I wish it was that simple.

Did you actually observe a leak? >
diff --git a/net/9p/trans_fd.c b/net/9p/trans_fd.c
index 8f8f95e39b03..c4ccb7b9e1bf 100644
--- a/net/9p/trans_fd.c
+++ b/net/9p/trans_fd.c
@@ -343,6 +343,7 @@ static void p9_read_work(struct work_struct *work)
p9_debug(P9_DEBUG_ERROR,
"No recv fcall for tag %d (req %p), disconnecting!\n",
m->rc.tag, m->rreq);
+ p9_req_put(m->rreq);
m->rreq = NULL;
err = -EIO;
goto error;
@@ -372,6 +373,8 @@ static void p9_read_work(struct work_struct *work)
"Request tag %d errored out while we were reading the reply\n",
m->rc.tag);
err = -EIO;
+ p9_req_put(m->rreq);
+ m->rreq = NULL;
goto error;
}
spin_unlock(&m->client->lock);


for tcp, we still have that request in m->req_list, so we should be
calling p9_client_cb which will do the p9_req_put in p9_conn_cancel.

If you do it here, you'll get a refcount overflow and use after free.



That's a little weird. If you are right, the three return paths of this function are inconsistent with the handling of refcount.

static void p9_read_work(struct work_struct *work)
{
...
if ((m->rreq) && (m->rc.offset == m->rc.capacity)) {
p9_debug(P9_DEBUG_TRANS, "got new packet\n");
m->rreq->rc.size = m->rc.offset;
spin_lock(&m->client->lock);
if (m->rreq->status == REQ_STATUS_SENT) {
list_del(&m->rreq->req_list);
p9_client_cb(m->client, m->rreq, REQ_STATUS_RCVD); <---- [1]
} else if (m->rreq->status == REQ_STATUS_FLSHD) {
/* Ignore replies associated with a cancelled request. */
p9_debug(P9_DEBUG_TRANS,
"Ignore replies associated with a cancelled request\n"); <---- [2]
} else {
spin_unlock(&m->client->lock);
p9_debug(P9_DEBUG_ERROR,
"Request tag %d errored out while we were reading the reply\n",
m->rc.tag);
err = -EIO;
goto error; <---- [3]
}
spin_unlock(&m->client->lock);
m->rc.sdata = NULL;
m->rc.offset = 0;
m->rc.capacity = 0;
p9_req_put(m->rreq); <---- [4]
m->rreq = NULL;
}
...
error:
p9_conn_cancel(m, err); <---- [5]
clear_bit(Rworksched, &m->wsched);
}

There are three return paths here, [1] and [2] and [3].

[1]: m->rreq will be put twice in [1] and [4]. And m->rreq will be deleted from the m->req_list in [1].

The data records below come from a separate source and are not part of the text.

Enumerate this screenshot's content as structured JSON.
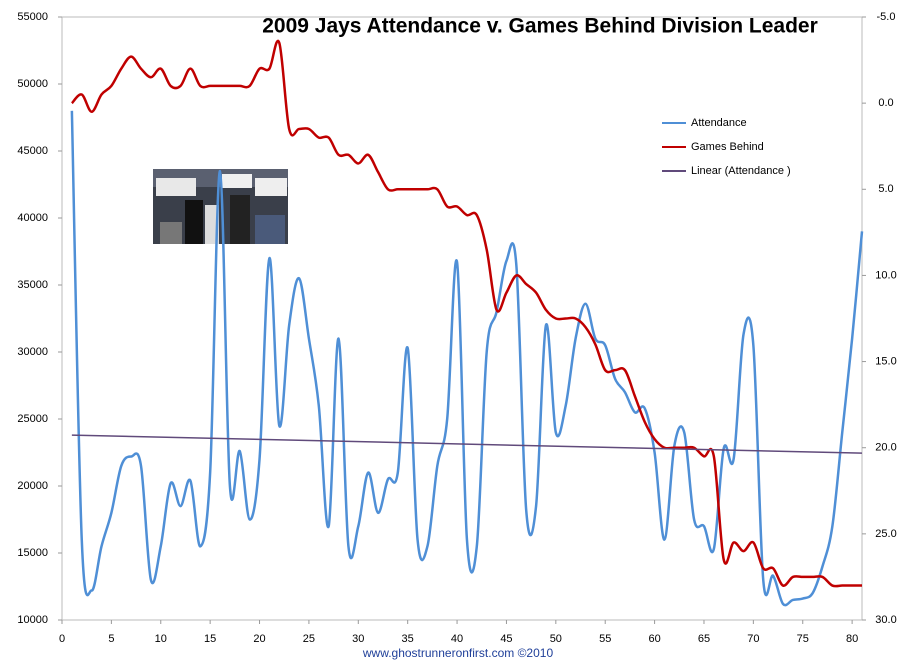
{
  "chart_data": {
    "type": "line",
    "title": "2009 Jays Attendance v. Games Behind Division Leader",
    "footer": "www.ghostrunneronfirst.com ©2010",
    "x": [
      1,
      2,
      3,
      4,
      5,
      6,
      7,
      8,
      9,
      10,
      11,
      12,
      13,
      14,
      15,
      16,
      17,
      18,
      19,
      20,
      21,
      22,
      23,
      24,
      25,
      26,
      27,
      28,
      29,
      30,
      31,
      32,
      33,
      34,
      35,
      36,
      37,
      38,
      39,
      40,
      41,
      42,
      43,
      44,
      45,
      46,
      47,
      48,
      49,
      50,
      51,
      52,
      53,
      54,
      55,
      56,
      57,
      58,
      59,
      60,
      61,
      62,
      63,
      64,
      65,
      66,
      67,
      68,
      69,
      70,
      71,
      72,
      73,
      74,
      75,
      76,
      77,
      78,
      79,
      80,
      81
    ],
    "xlim": [
      0,
      81
    ],
    "xticks": [
      0,
      5,
      10,
      15,
      20,
      25,
      30,
      35,
      40,
      45,
      50,
      55,
      60,
      65,
      70,
      75,
      80
    ],
    "ylim": [
      10000,
      55000
    ],
    "yticks": [
      10000,
      15000,
      20000,
      25000,
      30000,
      35000,
      40000,
      45000,
      50000,
      55000
    ],
    "y2lim": [
      -5,
      30
    ],
    "y2_inverted": true,
    "y2ticks": [
      {
        "value": -5,
        "label": "-5.0"
      },
      {
        "value": 0,
        "label": "0.0"
      },
      {
        "value": 5,
        "label": "5.0"
      },
      {
        "value": 10,
        "label": "10.0"
      },
      {
        "value": 15,
        "label": "15.0"
      },
      {
        "value": 20,
        "label": "20.0"
      },
      {
        "value": 25,
        "label": "25.0"
      },
      {
        "value": 30,
        "label": "30.0"
      }
    ],
    "grid": false,
    "series": [
      {
        "name": "Attendance",
        "color": "#4f8fd6",
        "values": [
          48000,
          16000,
          12200,
          15500,
          18000,
          21500,
          22200,
          21500,
          13000,
          15500,
          20200,
          18500,
          20400,
          15500,
          21000,
          43500,
          20000,
          22600,
          17500,
          22000,
          37000,
          24500,
          32000,
          35500,
          31000,
          26000,
          17000,
          31000,
          15500,
          17000,
          21000,
          18000,
          20500,
          21000,
          30300,
          16000,
          15500,
          21500,
          25000,
          36700,
          16000,
          15500,
          30000,
          33000,
          36800,
          36500,
          18200,
          18500,
          32000,
          24000,
          26000,
          31000,
          33600,
          31000,
          30500,
          28000,
          27000,
          25500,
          25800,
          22500,
          16000,
          23000,
          24000,
          17500,
          17000,
          15300,
          22800,
          22000,
          31300,
          30500,
          13000,
          13300,
          11200,
          11500,
          11600,
          12000,
          14000,
          17000,
          24000,
          31000,
          39000
        ]
      },
      {
        "name": "Games Behind",
        "color": "#c00000",
        "axis": "y2",
        "values": [
          0,
          -0.5,
          0.5,
          -0.5,
          -1,
          -2,
          -2.7,
          -2,
          -1.5,
          -2,
          -1,
          -1,
          -2,
          -1,
          -1,
          -1,
          -1,
          -1,
          -1,
          -2,
          -2,
          -3.5,
          1.5,
          1.5,
          1.5,
          2,
          2,
          3,
          3,
          3.5,
          3,
          4,
          5,
          5,
          5,
          5,
          5,
          5,
          6,
          6,
          6.5,
          6.5,
          8.5,
          12,
          11,
          10,
          10.5,
          11,
          12,
          12.5,
          12.5,
          12.5,
          13,
          14,
          15.5,
          15.5,
          15.5,
          17,
          18.5,
          19.5,
          20,
          20,
          20,
          20,
          20.5,
          20.5,
          26.5,
          25.5,
          26,
          25.5,
          27,
          27,
          28,
          27.5,
          27.5,
          27.5,
          27.5,
          28,
          28,
          28,
          28
        ]
      },
      {
        "name": "Linear (Attendance )",
        "color": "#604a7b",
        "x": [
          1,
          81
        ],
        "values": [
          23800,
          22450
        ],
        "straight": true
      }
    ]
  }
}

[2]: m->rreq will be put in [4]. And m->rreq will not be deleted from m->req_list.

[3]: m->rreq will be put in [5]. And m->rreq will be deleted from the m->req_list in [5].

If p9_tag_lookup keep the refcount of req which is in m->req_list. There will be a double put in return path [1] and a potential UAF in return path [2]. And this also means a req in m->req_list without getting refcount before p9_tag_lookup.

static void p9_write_work(struct work_struct *work)
{
...
list_move_tail(&req->req_list, &m->req_list);

m->wbuf = req->tc.sdata;
m->wsize = req->tc.size;
m->wpos = 0;
p9_req_get(req);
...
}

But if you check out p9_write_work, a refcount already get after list_move_tail. We don't need to rely on p9_tag_lookup to keep a list's refcount. Whatsmore, code comments in p9_tag_alloc also proves that the refcount get by p9_tag_lookup is a temporary refcount.

So i still think there may be a refcount leak.

diff --git a/net/9p/trans_rdma.c b/net/9p/trans_rdma.c
index 88e563826674..82b5d6894ee2 100644
--- a/net/9p/trans_rdma.c
+++ b/net/9p/trans_rdma.c
@@ -317,6 +317,7 @@ recv_done(struct ib_cq *cq, struct ib_wc *wc)
/* Check that we have not yet received a reply for this request.
*/
if (unlikely(req->rc.sdata)) {
+ p9_req_put(req);
pr_err("Duplicate reply for request %d", tag);
goto err_out;
}

This one isn't as clear cut, I see that they put the client in a
FLUSHING state but nothing seems to acton on it... But if this happens
we're already in the use after free realm -- it means rc.sdata was
already set so the other thread could be calling p9_client_cb anytime if
it already hasn't, and yet another thread will then do the final ref put
and free this.
We shouldn't free this here as that would also be an overflow. The best
possible thing to do at this point is just to stop using that pointer.


But p9_tag_lookup have a lock inside. Doesn't this mean p9_tag_lookup won't return a freed req? Otherwise we should fix the lock to avoid falling into the use after free realm.

Thanks,
Hangyu

If you actually run into a problem with these refcounts (should get a
warning on umount that something didn't get freed) then by all mean
let's look further into it, but please don't send such patches without
testing the error paths you're "fixing" -- I'm pretty sure a reproducer
to hit these paths would bark errors in dmesg as refcount has an
overflow check.

--
Dominique